Se não trouxesse no dia, que o justificasse e acordasse com a professora outra oportunidade de trazê-la. Ele precisaria sentir que sua resposta é importante e a classe não poderia passar sem ela.
Se faltar a aula no dia da resposta, que fosse cobrado no dia seguinte. Não era uma orientação tola, dispensável. Era a forma da dinâmica e das técnicas expressarem os princípios e as crenças da Peads, que tem a valorização do aluno, da família e da sua participação como elemento fundamental da aprendizagem.
Isso foi um hábito cultivado na Educação Popular. Nunca deixar de valorizar a presença e também a ausência das pessoas. Muita gente que falta a uma reunião não é percebida pelos presentes nem é cobrada. Essa pessoa vai ter a sensação de que a sua presença não é importante, pois nem sequer deram conta da sua ausência. As pessoas que recebem tarefas e não são cobradas para dar conta sentem como se as tarefas não fossem importantes. A Peads nasceu com essa preocupação, fazer que as pessoas sintam o quanto são importantes e o quanto seus saberes e seu desempenho contam para a sua formação.
A metodologia pressupõe que a professora compute os dados da pesquisa com os alunos, que dê visibilidade ao todo, ao conjunto das respostas, para que possam sentir o resultado e o produto do seu trabalho, possam visualizar em papel, em quadro, em coluna, com giz, ou com pincel atômico, ou com carvão, ou com risco no chão. Mas que não se deixe o aluno sem a visualização. Porque essa insistência? Porque o produto da pesquisa passa a ser o conteúdo, e o meio da aprendizagem passa a ser parte do currículo. Se a professora não apresenta, é como se não apresentasse a lição, o livro, o caderno ou as anotações da Escola Convencional.

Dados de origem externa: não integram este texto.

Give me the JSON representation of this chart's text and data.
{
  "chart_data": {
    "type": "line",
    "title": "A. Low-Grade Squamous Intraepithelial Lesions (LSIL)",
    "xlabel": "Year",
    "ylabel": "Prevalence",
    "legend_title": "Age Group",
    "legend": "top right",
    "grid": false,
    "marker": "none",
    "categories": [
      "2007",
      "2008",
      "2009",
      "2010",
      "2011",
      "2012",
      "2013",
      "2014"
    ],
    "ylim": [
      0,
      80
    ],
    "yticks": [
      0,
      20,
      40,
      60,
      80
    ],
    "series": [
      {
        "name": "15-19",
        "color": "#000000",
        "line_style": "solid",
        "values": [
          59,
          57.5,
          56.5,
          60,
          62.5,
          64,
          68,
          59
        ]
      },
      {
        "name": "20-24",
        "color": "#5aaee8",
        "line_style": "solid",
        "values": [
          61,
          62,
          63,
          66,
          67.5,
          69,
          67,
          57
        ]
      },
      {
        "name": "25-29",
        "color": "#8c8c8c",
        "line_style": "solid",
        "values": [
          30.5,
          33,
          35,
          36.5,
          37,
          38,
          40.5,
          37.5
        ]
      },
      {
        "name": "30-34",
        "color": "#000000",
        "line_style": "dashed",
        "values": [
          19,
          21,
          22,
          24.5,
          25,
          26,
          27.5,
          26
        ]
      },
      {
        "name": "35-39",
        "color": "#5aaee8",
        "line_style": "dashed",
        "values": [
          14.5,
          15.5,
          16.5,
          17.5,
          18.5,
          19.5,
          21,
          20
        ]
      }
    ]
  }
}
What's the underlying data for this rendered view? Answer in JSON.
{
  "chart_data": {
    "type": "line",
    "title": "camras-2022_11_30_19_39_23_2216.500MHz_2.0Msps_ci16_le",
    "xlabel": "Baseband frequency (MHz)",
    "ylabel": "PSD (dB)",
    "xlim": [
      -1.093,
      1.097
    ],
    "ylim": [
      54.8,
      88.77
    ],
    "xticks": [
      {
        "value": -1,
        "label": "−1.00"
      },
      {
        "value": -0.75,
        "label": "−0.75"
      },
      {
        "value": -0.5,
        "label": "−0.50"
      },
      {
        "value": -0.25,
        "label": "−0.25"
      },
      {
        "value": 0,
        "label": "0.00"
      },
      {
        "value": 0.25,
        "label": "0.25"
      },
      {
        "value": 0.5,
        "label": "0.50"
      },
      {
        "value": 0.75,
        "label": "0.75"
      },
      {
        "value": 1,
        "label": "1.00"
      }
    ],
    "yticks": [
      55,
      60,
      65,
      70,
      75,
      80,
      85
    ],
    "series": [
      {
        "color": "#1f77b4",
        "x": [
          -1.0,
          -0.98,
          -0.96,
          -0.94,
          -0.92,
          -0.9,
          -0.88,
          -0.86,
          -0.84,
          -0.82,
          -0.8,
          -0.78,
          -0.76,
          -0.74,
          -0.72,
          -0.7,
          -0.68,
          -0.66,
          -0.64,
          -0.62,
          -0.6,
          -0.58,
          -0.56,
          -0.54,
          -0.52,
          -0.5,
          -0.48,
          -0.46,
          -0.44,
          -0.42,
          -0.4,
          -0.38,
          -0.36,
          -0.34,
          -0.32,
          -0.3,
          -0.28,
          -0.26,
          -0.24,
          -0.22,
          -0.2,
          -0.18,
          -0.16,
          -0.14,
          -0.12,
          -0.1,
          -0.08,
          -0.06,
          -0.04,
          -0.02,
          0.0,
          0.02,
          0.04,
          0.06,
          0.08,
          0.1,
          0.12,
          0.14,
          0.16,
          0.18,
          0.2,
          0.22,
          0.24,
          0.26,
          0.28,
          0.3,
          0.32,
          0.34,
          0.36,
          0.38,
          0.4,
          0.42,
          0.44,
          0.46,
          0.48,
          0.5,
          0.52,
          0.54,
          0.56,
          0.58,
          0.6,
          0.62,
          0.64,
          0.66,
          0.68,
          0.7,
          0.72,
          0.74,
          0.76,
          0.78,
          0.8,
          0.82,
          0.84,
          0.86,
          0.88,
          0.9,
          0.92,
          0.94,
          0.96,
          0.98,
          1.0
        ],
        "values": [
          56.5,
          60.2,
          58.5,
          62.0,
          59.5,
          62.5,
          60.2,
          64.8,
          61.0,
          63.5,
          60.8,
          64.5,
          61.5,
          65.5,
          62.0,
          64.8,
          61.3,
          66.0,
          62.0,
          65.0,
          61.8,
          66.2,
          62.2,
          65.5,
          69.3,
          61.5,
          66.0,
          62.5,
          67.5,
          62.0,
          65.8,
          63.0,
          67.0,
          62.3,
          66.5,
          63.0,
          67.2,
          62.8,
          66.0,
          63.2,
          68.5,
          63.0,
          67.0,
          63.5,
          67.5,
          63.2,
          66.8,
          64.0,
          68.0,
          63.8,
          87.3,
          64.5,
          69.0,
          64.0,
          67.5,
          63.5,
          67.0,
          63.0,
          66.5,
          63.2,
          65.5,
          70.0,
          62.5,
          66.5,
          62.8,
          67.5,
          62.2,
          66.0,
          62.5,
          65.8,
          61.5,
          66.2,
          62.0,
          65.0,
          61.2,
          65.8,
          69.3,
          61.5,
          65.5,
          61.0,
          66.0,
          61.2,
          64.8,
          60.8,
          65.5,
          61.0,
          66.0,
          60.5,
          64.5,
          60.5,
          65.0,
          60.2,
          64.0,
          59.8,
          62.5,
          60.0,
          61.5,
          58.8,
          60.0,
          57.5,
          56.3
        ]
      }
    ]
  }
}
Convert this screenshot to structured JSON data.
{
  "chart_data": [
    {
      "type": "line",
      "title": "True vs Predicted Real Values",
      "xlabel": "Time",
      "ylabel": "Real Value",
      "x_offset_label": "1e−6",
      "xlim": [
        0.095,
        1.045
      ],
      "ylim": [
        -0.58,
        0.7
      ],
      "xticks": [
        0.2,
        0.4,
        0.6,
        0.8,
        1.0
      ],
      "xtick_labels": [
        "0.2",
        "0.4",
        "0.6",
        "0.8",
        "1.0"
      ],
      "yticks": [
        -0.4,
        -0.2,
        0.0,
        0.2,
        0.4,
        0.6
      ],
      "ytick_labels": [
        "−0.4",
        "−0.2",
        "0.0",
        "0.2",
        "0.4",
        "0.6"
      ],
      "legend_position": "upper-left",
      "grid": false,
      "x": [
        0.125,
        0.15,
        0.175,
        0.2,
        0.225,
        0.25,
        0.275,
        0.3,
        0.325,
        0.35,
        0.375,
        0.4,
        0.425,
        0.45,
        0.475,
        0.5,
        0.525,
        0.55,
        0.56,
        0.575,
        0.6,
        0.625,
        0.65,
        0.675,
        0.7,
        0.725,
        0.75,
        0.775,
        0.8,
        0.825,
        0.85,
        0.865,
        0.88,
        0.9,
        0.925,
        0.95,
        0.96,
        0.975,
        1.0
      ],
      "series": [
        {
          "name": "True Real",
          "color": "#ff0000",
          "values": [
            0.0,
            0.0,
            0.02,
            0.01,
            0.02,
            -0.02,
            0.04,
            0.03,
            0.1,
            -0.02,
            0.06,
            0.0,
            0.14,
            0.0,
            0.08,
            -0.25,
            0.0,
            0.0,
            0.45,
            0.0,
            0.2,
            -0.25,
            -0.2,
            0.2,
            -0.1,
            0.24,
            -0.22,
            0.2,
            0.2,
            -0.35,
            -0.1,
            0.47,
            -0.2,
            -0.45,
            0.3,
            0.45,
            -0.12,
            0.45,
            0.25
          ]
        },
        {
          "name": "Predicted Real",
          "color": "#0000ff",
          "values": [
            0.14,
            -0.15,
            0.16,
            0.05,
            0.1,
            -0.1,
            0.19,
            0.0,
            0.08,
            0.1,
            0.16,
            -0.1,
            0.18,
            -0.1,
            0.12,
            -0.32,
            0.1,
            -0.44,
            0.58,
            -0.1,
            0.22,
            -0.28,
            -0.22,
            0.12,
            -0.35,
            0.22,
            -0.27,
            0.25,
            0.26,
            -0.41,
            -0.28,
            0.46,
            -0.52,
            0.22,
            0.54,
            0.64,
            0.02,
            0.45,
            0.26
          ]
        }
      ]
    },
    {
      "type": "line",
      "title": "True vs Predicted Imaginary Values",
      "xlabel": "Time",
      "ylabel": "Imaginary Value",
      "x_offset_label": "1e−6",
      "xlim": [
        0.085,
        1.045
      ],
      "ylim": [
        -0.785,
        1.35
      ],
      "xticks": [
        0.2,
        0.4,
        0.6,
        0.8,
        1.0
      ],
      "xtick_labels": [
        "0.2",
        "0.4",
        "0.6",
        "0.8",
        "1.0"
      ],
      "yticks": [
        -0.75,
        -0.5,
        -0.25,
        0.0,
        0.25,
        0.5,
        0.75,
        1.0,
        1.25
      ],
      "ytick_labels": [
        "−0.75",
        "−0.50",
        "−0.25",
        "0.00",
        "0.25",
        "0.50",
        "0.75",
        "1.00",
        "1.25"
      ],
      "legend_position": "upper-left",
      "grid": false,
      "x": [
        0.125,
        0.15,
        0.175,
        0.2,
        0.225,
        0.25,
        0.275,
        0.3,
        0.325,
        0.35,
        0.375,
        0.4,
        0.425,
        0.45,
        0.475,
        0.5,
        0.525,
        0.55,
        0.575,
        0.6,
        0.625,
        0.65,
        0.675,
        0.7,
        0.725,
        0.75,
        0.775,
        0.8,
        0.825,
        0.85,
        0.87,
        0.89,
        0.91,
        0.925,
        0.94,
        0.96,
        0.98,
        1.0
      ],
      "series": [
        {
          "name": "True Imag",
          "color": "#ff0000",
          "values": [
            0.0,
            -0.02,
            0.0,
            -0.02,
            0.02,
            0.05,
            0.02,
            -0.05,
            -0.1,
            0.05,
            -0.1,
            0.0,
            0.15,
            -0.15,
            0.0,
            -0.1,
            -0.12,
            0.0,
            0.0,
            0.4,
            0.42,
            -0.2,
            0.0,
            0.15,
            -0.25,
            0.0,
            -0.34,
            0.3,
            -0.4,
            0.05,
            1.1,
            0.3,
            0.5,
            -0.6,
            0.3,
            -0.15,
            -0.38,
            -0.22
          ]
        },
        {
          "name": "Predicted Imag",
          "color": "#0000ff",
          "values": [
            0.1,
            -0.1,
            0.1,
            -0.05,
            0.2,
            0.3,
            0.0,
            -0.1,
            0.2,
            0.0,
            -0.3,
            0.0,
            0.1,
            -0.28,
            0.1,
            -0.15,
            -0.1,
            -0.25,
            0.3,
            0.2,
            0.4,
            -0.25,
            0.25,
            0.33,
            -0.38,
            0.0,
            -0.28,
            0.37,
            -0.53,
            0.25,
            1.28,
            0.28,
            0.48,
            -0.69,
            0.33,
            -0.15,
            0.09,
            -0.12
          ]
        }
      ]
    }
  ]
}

Se a professora passa a pesquisa para saber se na família há gente se preparando para plantar e se já tem terra para plantar é porque, com base nas respostas a essas perguntas, ela vai continuar o ensino. As respostas cabem em colunas: uma com o número dos que vão plantar, outra dos que não vão. Ou uma dos que já têm terra, outra dos que ainda não têm e outra dos que têm em parte. Esse pode ser um conteúdo básico para a professora desenvolver conceitos matemáticos: maior; menor; diferença; operações de soma, adição, subtração, divisão, fração; porcentagem; etc. A opinião dos alunos diante dos resultados pode ser uma fonte riquíssima para escrita, leitura, formação de palavras, gramática; como também para socialização, trabalho em equipe, desenho, cidadania, fontes de renda. O mesmo pode-se fazer com Geografia, História, Ciências Sociais. A resposta dos alunos vira caderno, livro, meio, instrumento e conteúdo da aprendizagem.
Para isso, foram criadas as orientações pedagógicas; foram feitas as capacitações das professoras, pois era um grande salto para quem foi formada no costume de guiar-se pelos livros, já prontos, acabados, bastando apenas repassar para o consumo dos alunos. A professora já sabia o que ia ser dado em sala de aula, até onde dava para ir. Tinha uma segurança de que não se perderia, de que não seria preciso inventar, criar. A realidade da Peads é outra, essa segurança ela perderia, ganharia outras: saber que estaria ensinando a partir da vida dos seus alunos, saber que seus alunos estariam participando com os pais; saber que ela poderia inventar, criar, ousar com seus alunos; saber que estariam participando da construção do conhecimento, e não só repassando; etc.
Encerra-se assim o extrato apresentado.